How do you identify potential reputation threats before they materialize?

Threat identification before materialization is the highest-leverage part of preparedness because problems caught early are problems that cost a fraction of what they cost in active crisis mode. The components are continuous and integrated. Source monitoring tracks the journalists, NGOs, research firms, and platforms that historically generate the company’s reputation events. Social listening runs on the relevant platforms with structured queries. AIQ tracks daily across the eight engines for narrative shifts that often precede press coverage by weeks. Employee and customer feedback signals – Glassdoor, Blind, NPS comments, exit interviews – frequently reveal issues that later become public. Competitive intelligence on crises adjacent companies have faced shows which categories of risk are active in the industry. The integrated read is what produces actionable early warning; any one signal in isolation produces too many false positives and missed real signals to drive decisions.

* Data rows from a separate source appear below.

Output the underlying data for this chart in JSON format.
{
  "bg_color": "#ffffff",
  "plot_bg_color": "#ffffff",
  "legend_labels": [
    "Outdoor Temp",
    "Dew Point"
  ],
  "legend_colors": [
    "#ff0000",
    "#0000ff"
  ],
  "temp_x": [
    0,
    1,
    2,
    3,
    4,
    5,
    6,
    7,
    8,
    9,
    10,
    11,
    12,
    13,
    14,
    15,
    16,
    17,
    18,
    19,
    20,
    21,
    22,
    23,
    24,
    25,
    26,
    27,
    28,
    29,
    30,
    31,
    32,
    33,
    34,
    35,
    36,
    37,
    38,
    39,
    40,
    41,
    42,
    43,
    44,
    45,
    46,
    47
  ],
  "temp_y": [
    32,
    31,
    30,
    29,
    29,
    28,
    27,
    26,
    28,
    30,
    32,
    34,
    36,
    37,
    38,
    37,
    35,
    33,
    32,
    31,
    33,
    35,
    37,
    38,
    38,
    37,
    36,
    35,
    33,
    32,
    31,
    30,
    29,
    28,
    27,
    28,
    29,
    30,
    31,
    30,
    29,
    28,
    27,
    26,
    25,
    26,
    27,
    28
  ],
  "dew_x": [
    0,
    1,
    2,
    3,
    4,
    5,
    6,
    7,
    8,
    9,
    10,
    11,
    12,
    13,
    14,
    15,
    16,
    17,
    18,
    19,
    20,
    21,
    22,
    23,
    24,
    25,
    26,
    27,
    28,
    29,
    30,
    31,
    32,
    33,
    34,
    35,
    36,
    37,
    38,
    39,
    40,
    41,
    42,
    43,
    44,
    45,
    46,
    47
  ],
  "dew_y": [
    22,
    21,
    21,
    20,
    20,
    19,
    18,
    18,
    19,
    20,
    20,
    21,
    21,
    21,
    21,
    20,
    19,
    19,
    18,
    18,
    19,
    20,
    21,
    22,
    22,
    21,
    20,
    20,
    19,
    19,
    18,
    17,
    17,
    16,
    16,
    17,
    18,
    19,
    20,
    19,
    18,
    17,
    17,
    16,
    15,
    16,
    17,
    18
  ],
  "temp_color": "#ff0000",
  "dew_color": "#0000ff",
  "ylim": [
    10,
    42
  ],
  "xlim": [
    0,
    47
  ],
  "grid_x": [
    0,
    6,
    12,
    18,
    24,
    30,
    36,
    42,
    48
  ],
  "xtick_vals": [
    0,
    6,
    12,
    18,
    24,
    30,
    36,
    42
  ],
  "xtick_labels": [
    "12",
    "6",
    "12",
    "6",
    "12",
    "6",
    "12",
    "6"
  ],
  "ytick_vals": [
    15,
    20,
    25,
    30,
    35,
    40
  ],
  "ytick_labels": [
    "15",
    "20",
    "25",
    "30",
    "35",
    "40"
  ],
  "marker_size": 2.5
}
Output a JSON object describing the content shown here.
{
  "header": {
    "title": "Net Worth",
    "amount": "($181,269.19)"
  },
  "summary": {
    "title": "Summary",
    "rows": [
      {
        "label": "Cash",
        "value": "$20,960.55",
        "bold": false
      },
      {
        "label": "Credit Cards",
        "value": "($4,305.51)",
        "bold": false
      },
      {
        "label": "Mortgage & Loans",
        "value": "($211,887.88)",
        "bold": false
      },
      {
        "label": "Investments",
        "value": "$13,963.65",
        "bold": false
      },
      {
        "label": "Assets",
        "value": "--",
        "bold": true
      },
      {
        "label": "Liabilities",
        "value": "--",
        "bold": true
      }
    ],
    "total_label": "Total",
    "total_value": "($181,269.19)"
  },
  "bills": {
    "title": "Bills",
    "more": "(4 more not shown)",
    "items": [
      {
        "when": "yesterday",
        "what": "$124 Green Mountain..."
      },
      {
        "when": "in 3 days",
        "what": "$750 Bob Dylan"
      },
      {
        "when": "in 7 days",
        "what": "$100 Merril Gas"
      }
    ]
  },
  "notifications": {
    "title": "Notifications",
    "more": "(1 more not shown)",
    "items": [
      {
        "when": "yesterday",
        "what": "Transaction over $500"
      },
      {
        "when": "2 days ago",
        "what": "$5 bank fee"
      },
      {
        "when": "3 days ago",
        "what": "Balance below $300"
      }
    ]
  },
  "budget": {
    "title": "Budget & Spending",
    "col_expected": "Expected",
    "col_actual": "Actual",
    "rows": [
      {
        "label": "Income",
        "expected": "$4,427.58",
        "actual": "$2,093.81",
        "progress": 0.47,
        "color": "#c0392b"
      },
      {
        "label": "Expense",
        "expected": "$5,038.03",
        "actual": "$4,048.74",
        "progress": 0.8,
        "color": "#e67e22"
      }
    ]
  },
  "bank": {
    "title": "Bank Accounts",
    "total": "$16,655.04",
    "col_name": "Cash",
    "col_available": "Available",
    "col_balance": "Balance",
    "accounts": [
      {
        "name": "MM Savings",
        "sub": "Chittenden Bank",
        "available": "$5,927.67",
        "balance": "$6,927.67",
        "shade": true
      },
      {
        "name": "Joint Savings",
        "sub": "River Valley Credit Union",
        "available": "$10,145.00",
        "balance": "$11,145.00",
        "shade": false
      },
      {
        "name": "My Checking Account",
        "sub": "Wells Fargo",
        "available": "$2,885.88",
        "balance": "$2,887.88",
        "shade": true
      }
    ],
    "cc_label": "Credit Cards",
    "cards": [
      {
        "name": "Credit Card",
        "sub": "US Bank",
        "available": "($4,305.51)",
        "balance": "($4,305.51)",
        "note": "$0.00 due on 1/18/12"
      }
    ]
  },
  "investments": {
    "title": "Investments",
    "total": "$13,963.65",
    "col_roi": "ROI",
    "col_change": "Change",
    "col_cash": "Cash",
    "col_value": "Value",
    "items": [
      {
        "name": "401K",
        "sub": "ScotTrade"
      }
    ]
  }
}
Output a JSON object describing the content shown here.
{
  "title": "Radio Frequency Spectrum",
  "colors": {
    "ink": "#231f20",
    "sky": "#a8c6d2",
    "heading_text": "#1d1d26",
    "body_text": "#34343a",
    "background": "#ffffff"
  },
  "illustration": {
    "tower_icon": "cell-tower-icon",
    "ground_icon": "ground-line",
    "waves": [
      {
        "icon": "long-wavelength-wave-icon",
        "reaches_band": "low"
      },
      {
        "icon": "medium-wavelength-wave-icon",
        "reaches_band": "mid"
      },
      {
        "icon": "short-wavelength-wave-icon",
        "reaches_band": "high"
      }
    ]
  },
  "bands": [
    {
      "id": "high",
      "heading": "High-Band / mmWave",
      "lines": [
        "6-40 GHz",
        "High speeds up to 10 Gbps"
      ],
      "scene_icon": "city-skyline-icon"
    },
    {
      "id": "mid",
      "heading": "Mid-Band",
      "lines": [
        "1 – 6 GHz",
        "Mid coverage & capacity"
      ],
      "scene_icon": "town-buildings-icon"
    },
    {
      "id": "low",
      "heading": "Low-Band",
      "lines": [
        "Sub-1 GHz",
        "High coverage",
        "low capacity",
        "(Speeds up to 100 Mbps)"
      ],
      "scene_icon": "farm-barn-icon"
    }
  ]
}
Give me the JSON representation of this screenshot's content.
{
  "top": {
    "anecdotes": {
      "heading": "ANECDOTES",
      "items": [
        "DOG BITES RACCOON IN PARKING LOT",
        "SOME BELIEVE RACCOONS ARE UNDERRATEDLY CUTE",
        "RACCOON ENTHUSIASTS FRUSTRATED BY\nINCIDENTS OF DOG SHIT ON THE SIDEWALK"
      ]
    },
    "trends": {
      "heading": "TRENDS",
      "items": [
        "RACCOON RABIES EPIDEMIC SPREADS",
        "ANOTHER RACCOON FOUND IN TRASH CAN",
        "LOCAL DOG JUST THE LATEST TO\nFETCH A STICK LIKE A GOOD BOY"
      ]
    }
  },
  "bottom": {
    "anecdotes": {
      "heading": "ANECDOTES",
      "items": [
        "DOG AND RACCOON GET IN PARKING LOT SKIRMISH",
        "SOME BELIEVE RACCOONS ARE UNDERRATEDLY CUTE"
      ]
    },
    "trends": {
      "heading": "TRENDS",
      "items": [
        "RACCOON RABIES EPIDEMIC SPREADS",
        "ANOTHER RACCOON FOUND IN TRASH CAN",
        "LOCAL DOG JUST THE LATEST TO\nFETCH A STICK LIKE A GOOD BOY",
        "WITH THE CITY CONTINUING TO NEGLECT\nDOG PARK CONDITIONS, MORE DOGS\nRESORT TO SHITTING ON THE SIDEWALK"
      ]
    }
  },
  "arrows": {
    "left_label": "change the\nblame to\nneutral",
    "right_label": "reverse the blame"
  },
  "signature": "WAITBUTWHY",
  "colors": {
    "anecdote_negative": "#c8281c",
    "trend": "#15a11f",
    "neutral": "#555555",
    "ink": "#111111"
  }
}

How do you stress-test your digital reputation before a major announcement?

Pre-announcement stress testing has become a standard step in M&A, major product launches, executive appointments, and significant strategic shifts. The work is structured and produces specific findings. AI model testing runs the announcement-related queries through all eight engines via AIQ and reveals what stakeholders will read in the first hours after the announcement; gaps and inaccuracies get addressed in the source layer before public exposure. Journalist query simulation tests whether current owned content actually supports the questions reporters will ask. Search-result vulnerability assessment looks at SERP composition for the relevant queries and identifies any contested or outdated content that will become more visible after the announcement raises search interest. Addressing the gaps before exposure typically takes two to four weeks of focused work. The companies that do this consistently report materially better day-one and week-one digital outcomes on major announcements.

What pre-built digital assets should you have ready before a crisis?

The pre-built asset library is what makes the first hour of a crisis operational rather than improvisational. The assets that consistently matter: scenario-tagged statement templates with counsel-approved language for the four to eight most likely categories of event; FAQ pages on the topics most likely to draw searcher attention during a crisis; current leadership bios and quotes that the press can cite without contacting the company; fact pages on common questions stakeholders ask in difficult moments; owned-property content covering the company’s broader operations and commitments at a level of depth that contextualizes any single contested topic; and monitoring queries pre-saved across IMPACT and AIQ so the active monitoring is one click away rather than a setup task. We help clients build the library and refresh it on a maintenance cadence, typically twice yearly. The investment is modest and the day-one impact is consistently meaningful.

I sold a company that had a scandal before I joined. My name is now tied to it. What are my options?

Old-company-by-association cases are a recognizable category and the fix is structured. The work starts with entity disambiguation: making clear to the engines that the individual is a distinct entity with a defined timeline, not merely an association with the former company. Refreshed bios on the individual’s current properties, LinkedIn, professional pages, and where applicable Wikipedia, establish the timeline clearly. Authoritative content covering the individual’s actual record – current role, professional accomplishments, public commentary, recent work – provides material the engines can weight against the legacy association. AIQ monitoring catches when the eight engines are conflating the individual with the former company’s history rather than representing the timeline accurately, and source-level work addresses the inputs the engines are weighting wrong. The combination usually moves the picture meaningfully over six to twelve months.